I steeled myself and went to talk to Jennifer Morabito’s family. I’m still blown away remembering how they treated me like a family friend. I sat with them as they cried about their loss and laughed at stories of how she and her brother teased each other and about how he gave her the nickname Baby Doll.
Then a few months later the high school’s homecoming queen died in a similar way, losing control of her car.
In a small town, the homecoming queen is something of a public figure, so I thought maybe Tina Vaquera’s parents would be receptive to talking about their daughter.

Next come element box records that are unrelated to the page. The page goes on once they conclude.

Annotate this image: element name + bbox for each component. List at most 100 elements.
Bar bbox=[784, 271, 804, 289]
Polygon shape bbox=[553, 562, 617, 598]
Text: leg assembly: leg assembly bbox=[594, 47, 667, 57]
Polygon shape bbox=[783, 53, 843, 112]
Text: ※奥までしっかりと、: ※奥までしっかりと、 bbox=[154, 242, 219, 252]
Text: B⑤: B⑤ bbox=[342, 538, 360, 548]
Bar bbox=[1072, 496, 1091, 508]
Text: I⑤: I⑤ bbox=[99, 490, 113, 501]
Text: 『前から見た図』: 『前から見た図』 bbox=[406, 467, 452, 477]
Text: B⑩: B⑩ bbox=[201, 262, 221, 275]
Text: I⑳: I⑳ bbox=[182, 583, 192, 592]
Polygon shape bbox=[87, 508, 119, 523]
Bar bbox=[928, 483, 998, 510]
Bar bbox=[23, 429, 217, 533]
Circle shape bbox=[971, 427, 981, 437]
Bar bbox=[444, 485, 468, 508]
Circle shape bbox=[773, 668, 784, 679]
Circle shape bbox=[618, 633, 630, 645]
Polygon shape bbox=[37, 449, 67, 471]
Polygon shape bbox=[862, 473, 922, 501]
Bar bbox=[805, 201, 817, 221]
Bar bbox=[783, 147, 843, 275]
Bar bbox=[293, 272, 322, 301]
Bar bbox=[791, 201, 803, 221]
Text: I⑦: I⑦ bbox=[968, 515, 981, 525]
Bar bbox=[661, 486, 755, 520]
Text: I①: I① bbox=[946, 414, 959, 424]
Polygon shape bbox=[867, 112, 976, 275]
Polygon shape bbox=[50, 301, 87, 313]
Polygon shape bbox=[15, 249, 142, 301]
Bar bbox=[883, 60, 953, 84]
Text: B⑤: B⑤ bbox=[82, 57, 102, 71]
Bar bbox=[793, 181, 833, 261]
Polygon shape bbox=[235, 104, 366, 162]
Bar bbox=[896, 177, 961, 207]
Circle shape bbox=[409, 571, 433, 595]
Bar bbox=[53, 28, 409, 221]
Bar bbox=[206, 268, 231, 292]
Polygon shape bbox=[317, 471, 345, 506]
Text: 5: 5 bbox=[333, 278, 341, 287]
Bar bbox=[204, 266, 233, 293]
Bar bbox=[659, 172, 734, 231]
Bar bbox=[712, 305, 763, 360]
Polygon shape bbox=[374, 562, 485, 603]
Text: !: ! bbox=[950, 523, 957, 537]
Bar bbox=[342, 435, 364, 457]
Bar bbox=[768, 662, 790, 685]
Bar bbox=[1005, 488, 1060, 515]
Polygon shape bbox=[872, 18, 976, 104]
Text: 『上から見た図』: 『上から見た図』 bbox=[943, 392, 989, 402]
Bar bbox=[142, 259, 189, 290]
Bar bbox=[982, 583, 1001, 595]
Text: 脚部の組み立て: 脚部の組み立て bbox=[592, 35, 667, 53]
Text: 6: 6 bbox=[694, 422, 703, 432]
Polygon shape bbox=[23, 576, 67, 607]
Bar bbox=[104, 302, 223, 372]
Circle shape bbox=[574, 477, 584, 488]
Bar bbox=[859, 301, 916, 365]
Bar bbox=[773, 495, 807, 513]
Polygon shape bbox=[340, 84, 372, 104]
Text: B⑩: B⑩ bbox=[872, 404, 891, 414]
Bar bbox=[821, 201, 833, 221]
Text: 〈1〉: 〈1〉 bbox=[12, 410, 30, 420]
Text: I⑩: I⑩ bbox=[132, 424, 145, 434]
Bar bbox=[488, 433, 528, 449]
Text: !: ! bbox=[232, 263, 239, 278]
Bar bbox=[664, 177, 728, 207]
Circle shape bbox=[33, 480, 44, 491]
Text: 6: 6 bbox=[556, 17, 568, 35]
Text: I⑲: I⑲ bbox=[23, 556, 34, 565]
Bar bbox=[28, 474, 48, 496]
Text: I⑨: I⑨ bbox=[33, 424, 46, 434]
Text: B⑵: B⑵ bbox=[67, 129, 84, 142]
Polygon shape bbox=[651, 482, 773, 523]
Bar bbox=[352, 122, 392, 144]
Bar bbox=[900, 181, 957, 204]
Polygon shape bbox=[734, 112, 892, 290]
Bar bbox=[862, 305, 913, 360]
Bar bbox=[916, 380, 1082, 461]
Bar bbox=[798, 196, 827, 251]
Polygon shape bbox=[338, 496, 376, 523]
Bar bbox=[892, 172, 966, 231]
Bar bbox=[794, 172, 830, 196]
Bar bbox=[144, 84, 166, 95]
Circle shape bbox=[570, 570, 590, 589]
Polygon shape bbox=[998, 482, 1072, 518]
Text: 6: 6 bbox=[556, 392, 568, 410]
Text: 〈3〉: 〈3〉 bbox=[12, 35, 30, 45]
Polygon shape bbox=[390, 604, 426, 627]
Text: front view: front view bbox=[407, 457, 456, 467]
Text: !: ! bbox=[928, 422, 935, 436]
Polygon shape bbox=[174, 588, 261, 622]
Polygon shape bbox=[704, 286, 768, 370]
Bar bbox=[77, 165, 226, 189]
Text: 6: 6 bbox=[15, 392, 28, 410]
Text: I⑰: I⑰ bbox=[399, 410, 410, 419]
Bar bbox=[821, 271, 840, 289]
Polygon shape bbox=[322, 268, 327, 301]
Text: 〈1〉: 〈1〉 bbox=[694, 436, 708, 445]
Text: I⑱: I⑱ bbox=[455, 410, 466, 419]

But I called, and was told no, rather firmly.
On my next job evaluation, my editor called out my lack of persistence in pursuing the Vaquera family.
Maybe another reporter would have tried harder, but the empathetic, sensitive one just wasn’t up to pressing the issue. I’m happy to leave that to journalists who are better at it than I was.
1 Comment
Mary Jean
I won’t miss it either, but I remember looking at it this way: For better or worse, tragedies are news, and if we’re going to be writing about the people who died the least we could do is give their loved ones an opportunity to say something. If they don’t want to, then back off. It can be done respectfully, though of course often it isn’t.
I’d totally forgotten about this until now: One time when I was working at the Flint Journal, some guy got killed. Racing around to put something together on deadline, someone pulled a clip from years earlier about something unsavory from the victim’s past. I can’t remember what it was, a drug conviction or something. It got played up pretty big in the story even though there was no evidence to support that the victim had been engaged in some illegal activity when he got killed. Let’s just say it wasn’t history’s best example of journalism. I was the evening cops reporter that day, and my assignment for the next day’s story was to talk to the victim’s family. This after the paper was already out with the headline that more or less said, “Joe Smith, One Time Drug Suspect, Murdered”. I dutifully called, reached his brother, and got an earful of expletives. Really, it didn’t even bother me because I was totally expecting it.